— Мы тут с Ламбертом слушали последние известия. Говорят о чем угодно, обо всем на свете — о войнах, о вооружениях, о новых ракетах, о новых ядовитых газах, о коммунистической угрозе, о пожарах, ливнях, о последних достижениях в области науки, но… ни слова о преступности в нашей стране… Как будто если мы будет об этом молчать, то она сама по себе пойдет на убыль и постепенно исчезнет совсем! Никому нет дела до убийств, изнасилований, грабежей, которые в одном Нью-Йорке совершаются чуть ли не ежеминутно. Подумайте, ну какое им дело до какого-то Ингелоу? А между тем его убивают прямо на сцене перед сотнями свидетелей. Вот вам и нравы, о которых мы так любим поговорить! Почему?
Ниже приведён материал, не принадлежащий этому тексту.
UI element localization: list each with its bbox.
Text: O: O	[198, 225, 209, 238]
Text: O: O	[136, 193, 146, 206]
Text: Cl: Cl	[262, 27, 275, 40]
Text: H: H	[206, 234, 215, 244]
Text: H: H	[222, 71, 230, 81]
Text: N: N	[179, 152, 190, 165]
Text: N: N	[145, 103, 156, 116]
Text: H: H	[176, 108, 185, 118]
— Сила привычки, — объяснил Базиль. — Что-то вроде любимого «хобби» наших руководителей, которые трубят всему миру о высоких нравственных стандартах американского общества.
— О, нравственность, каких только преступлений не совершено под прикрытием твоего высокого имени!
Фойл встал и кисло поздоровался с Базилем.
— Ваша блестящая догадка о ручке ножа никуда не годится. Взгляните. Вот данные проведенного анализа. Они могут вас заинтересовать.
Базиль бросил короткий взгляд на донесение Ламберта. «Хлорат натрия… хлорат калия… в ничтожных количества х…»
Он повернулся к Ламберту.
— О чем все это говорит, по вашему мнению?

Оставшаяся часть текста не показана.